In any event, the biggest obstacle for me has been moving past the concept of white male privilege and actually identifying in concrete terms in my own life. I realize the more I read on the topic, the harder it is for me to speak in specifics. Again, it's this given in social politics that white men are number one. So the biggest hurdle for me is seeing privilege in my every day, since it is rendered invisible in the most sophisticated ways.

Basically, the only thing I can truly get my hands on at this time is not so much actual incidents but the grappling over troubling questions that arise in the face of these issues. For instance, the question of merit in my own life. For example, how much have I earned by my innate ability versus privileges that have given me a head start? Judging from statistics they are there, but I must contend with the concept and deal with my response to these critical self-examinations. That's a good start.

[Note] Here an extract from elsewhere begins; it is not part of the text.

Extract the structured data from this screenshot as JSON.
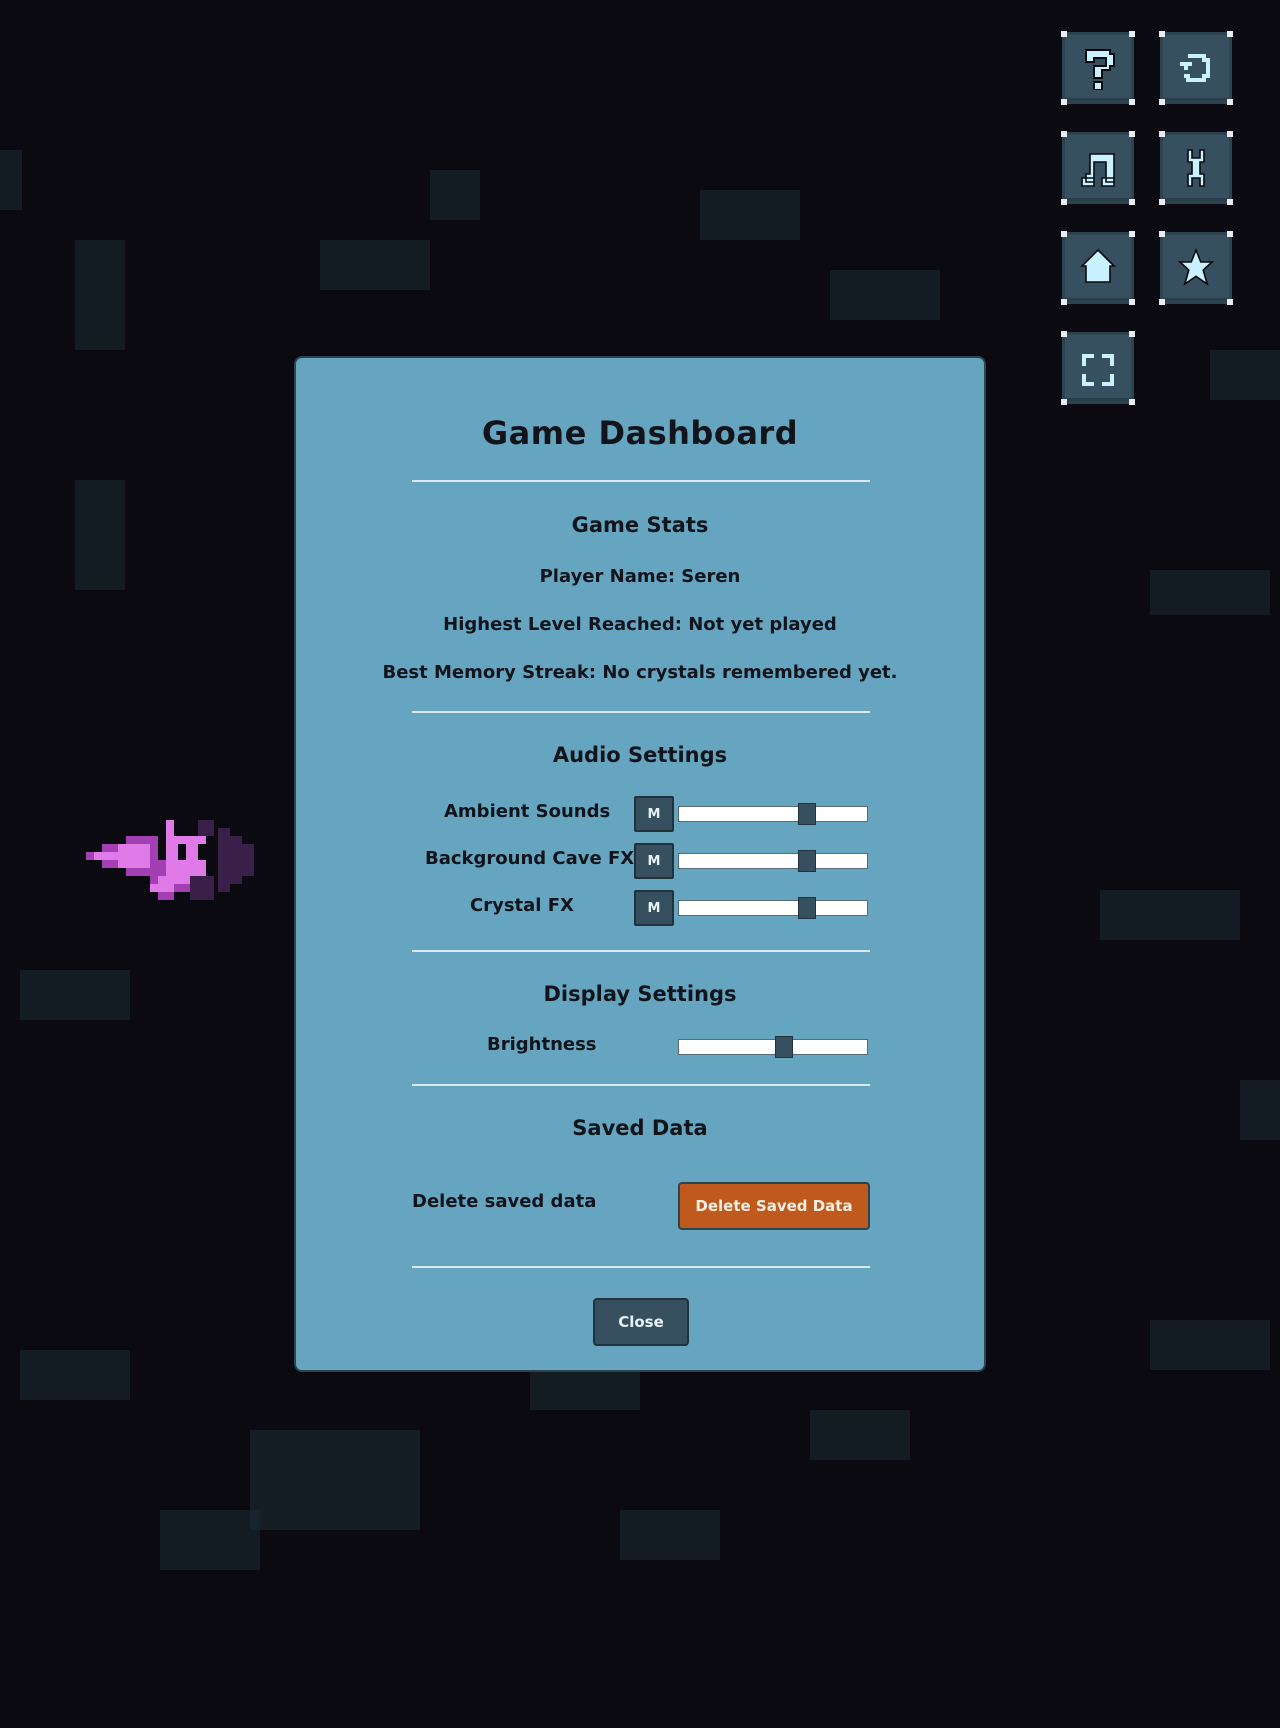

I've been thinking about how this question of earning vs being given things taps into a number of anxieties I have about fearing I am dumb and incompetent. In my particular instance, college was financed through a generational reserve of wealth from my family. So right there you got privilege. Granted, amongst my siblings, I was the only one to use this resource. But you see what I'm saying? If I didn't have that money I do wonder if I would have ever been able to get a college education. Given my performance in high school, I doubt it, to be honest. Once I got to college I did great. In fact, because of family wealth, I was able to complete school rapidly. I worked non-stop because I didn't have to have a job. I did summer school, winter AND spring intersessions in order to finish. Plus, I graduated with honors.

In this instance there is a combination of privilege and hard work. But it still taps into questions about the myth of meritocracy. I can own that I lucked out when it comes to this privilege. Proof is right there.

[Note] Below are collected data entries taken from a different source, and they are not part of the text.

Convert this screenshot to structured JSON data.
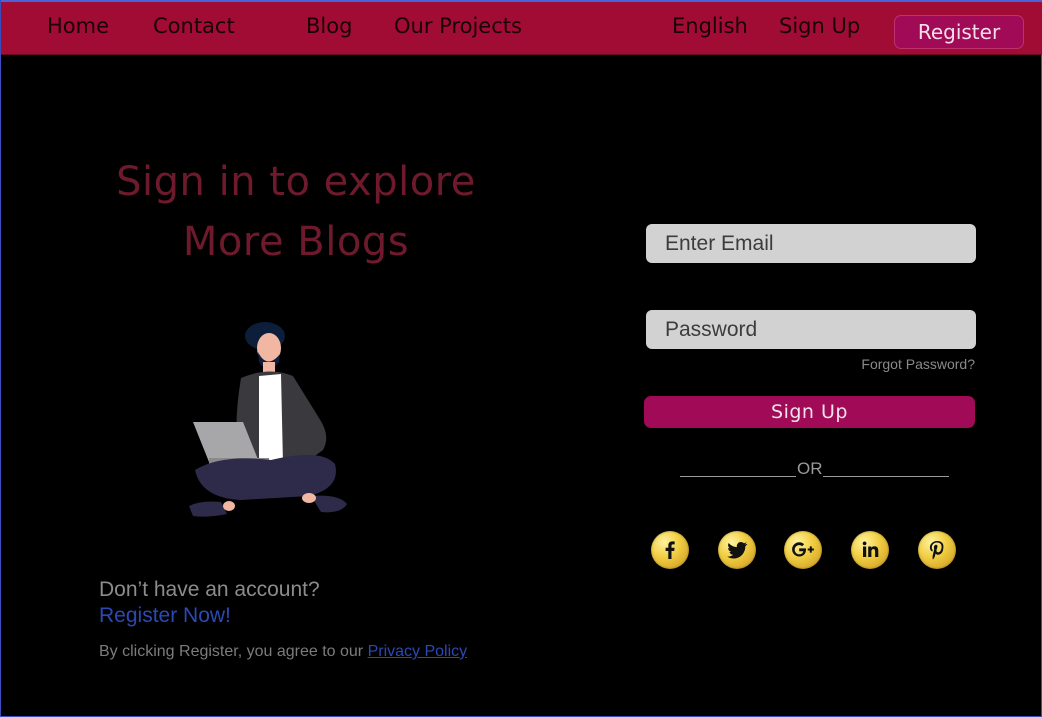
{
  "nav": {
    "home": "Home",
    "contact": "Contact",
    "blog": "Blog",
    "projects": "Our Projects",
    "language": "English",
    "signup": "Sign Up",
    "register": "Register"
  },
  "hero": {
    "headline_line1": "Sign in to explore",
    "headline_line2": "More Blogs"
  },
  "form": {
    "email_placeholder": "Enter Email",
    "password_placeholder": "Password",
    "forgot": "Forgot Password?",
    "submit": "Sign Up",
    "or": "OR"
  },
  "footer": {
    "no_account": "Don’t have an account?",
    "register_now": "Register Now!",
    "agree_prefix": "By clicking Register, you agree to our ",
    "privacy": "Privacy Policy"
  },
  "social": [
    "facebook-icon",
    "twitter-icon",
    "google-plus-icon",
    "linkedin-icon",
    "pinterest-icon"
  ],
  "colors": {
    "nav_bg": "#a10c35",
    "accent": "#a00a57",
    "headline": "#6e1a2c",
    "link": "#2b49b3",
    "social_gold": "#f2cf45"
  }
}
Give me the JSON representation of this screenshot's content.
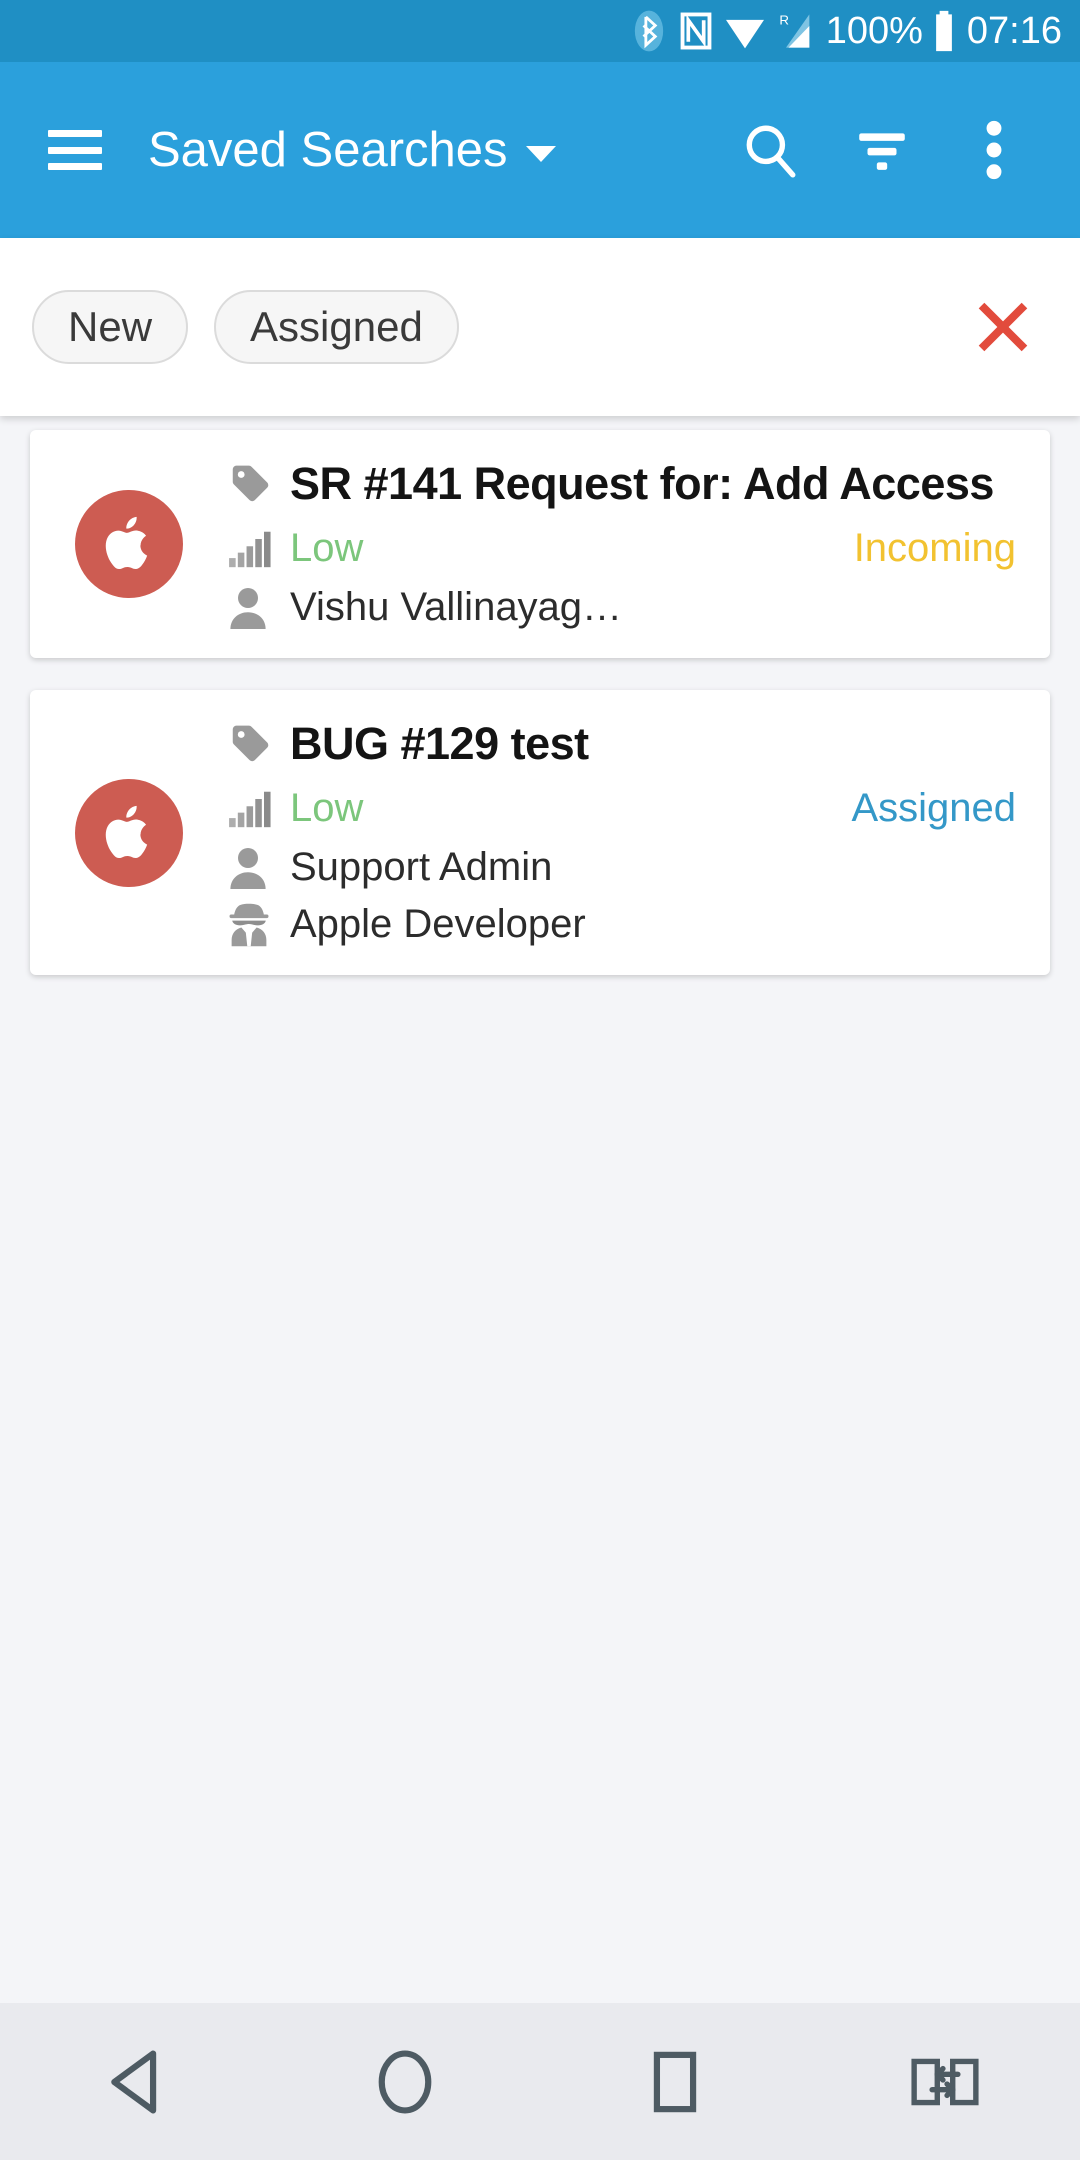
{
  "statusbar": {
    "bluetooth_icon": "bluetooth-icon",
    "nfc_icon": "nfc-icon",
    "wifi_icon": "wifi-icon",
    "signal_icon": "cellular-signal-roaming-icon",
    "battery_percent": "100%",
    "battery_icon": "battery-full-icon",
    "time": "07:16"
  },
  "appbar": {
    "menu_icon": "hamburger-menu-icon",
    "title": "Saved Searches",
    "dropdown_icon": "chevron-down-icon",
    "search_icon": "search-icon",
    "filter_icon": "filter-icon",
    "overflow_icon": "more-vertical-icon",
    "background_color": "#2BA0DC"
  },
  "filterbar": {
    "chips": [
      {
        "label": "New"
      },
      {
        "label": "Assigned"
      }
    ],
    "clear_icon": "close-x-icon",
    "clear_color": "#E24B3C"
  },
  "cards": [
    {
      "avatar_icon": "apple-logo-icon",
      "avatar_color": "#CD5C52",
      "tag_icon": "tag-icon",
      "title": "SR #141 Request for: Add Access",
      "priority_icon": "signal-bars-icon",
      "priority": "Low",
      "priority_color": "#7CC67C",
      "status": "Incoming",
      "status_color": "#F2C230",
      "people": [
        {
          "icon": "person-icon",
          "name": "Vishu Vallinayag…"
        }
      ]
    },
    {
      "avatar_icon": "apple-logo-icon",
      "avatar_color": "#CD5C52",
      "tag_icon": "tag-icon",
      "title": "BUG #129 test",
      "priority_icon": "signal-bars-icon",
      "priority": "Low",
      "priority_color": "#7CC67C",
      "status": "Assigned",
      "status_color": "#3498C8",
      "people": [
        {
          "icon": "person-icon",
          "name": "Support Admin"
        },
        {
          "icon": "detective-icon",
          "name": "Apple Developer"
        }
      ]
    }
  ],
  "navbar": {
    "back_icon": "back-triangle-icon",
    "home_icon": "home-circle-icon",
    "recents_icon": "recents-square-icon",
    "switch_icon": "switch-apps-icon"
  }
}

This also taps into anxieties about undeservingness. Also, I feel it is important to acknowledge the double privilege of having the freedom to be able to choose to get an expensive college education in a field with no practical basis, like art school. Granted, we all 'get' that art is important. But if I were not in a position of family wealth, I highly doubt I would have the encouragement or wherewithal to pursue something as, dare I say, useless, as art.

That is to say that art is also a privilege. Granted, art is not the exclusive past time of white men, but to pursue art as a career, even if it ends with college, is a status symbol, you have to admit.

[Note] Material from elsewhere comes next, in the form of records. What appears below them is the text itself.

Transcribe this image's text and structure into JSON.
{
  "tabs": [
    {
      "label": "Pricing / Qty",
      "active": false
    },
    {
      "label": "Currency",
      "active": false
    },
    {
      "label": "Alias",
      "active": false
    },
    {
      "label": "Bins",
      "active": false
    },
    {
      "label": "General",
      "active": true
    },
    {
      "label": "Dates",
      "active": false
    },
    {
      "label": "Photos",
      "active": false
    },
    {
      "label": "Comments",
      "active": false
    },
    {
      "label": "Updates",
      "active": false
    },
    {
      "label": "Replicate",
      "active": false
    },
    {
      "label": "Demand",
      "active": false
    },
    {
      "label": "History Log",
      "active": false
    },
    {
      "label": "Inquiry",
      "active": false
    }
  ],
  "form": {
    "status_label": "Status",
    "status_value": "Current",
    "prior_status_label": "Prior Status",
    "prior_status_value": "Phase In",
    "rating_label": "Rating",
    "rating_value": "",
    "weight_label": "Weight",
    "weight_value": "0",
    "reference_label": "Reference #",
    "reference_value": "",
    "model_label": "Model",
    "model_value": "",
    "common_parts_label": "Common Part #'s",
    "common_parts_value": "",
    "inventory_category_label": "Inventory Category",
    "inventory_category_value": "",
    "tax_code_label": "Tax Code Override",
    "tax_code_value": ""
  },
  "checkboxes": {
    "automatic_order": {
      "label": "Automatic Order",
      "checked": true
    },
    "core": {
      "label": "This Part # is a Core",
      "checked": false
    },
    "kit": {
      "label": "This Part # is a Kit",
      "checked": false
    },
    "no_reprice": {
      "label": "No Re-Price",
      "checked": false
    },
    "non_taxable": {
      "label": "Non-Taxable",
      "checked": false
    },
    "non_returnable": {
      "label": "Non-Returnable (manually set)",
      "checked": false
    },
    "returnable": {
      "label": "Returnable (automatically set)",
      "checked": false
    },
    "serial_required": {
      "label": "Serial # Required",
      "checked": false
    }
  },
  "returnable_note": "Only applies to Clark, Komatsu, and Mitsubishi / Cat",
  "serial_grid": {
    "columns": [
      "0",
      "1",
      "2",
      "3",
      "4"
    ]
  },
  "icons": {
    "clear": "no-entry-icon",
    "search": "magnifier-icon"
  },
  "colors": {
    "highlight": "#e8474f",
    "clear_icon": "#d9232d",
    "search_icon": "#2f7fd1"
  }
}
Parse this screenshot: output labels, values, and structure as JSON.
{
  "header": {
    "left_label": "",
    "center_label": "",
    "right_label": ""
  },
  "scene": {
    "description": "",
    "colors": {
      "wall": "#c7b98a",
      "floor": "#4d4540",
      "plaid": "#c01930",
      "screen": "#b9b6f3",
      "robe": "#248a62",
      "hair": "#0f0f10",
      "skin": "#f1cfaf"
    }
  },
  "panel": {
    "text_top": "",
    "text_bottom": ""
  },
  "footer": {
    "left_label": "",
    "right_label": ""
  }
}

Currently in the studio I am working with these anxieties. I'm bringing it back down to my unique experience. I am trying to communicate these anxieties in a striking way in order to activate a dialogue amongst my demographic. I feel like my way of dismantling this hierarchy of privilege is to strike a chord within the dominant faction. I feel like these are questions all white people have to own up to. And hopefully, I can work it out to include even more troubling questions.

My goals:

To identify more invisible every day privileges.
To pose more questions which disrupt ideas about innate ability and achievements.
To identify how I have benefitted from privilege.
To identify in what ways I maintain and enable a hierarchy in social space.
To make art which clearly presents these questions and ideas. I want people to see that I am critiquing my social status in order to create a safe voyeuristic space for people to hopefully think about their own privileges.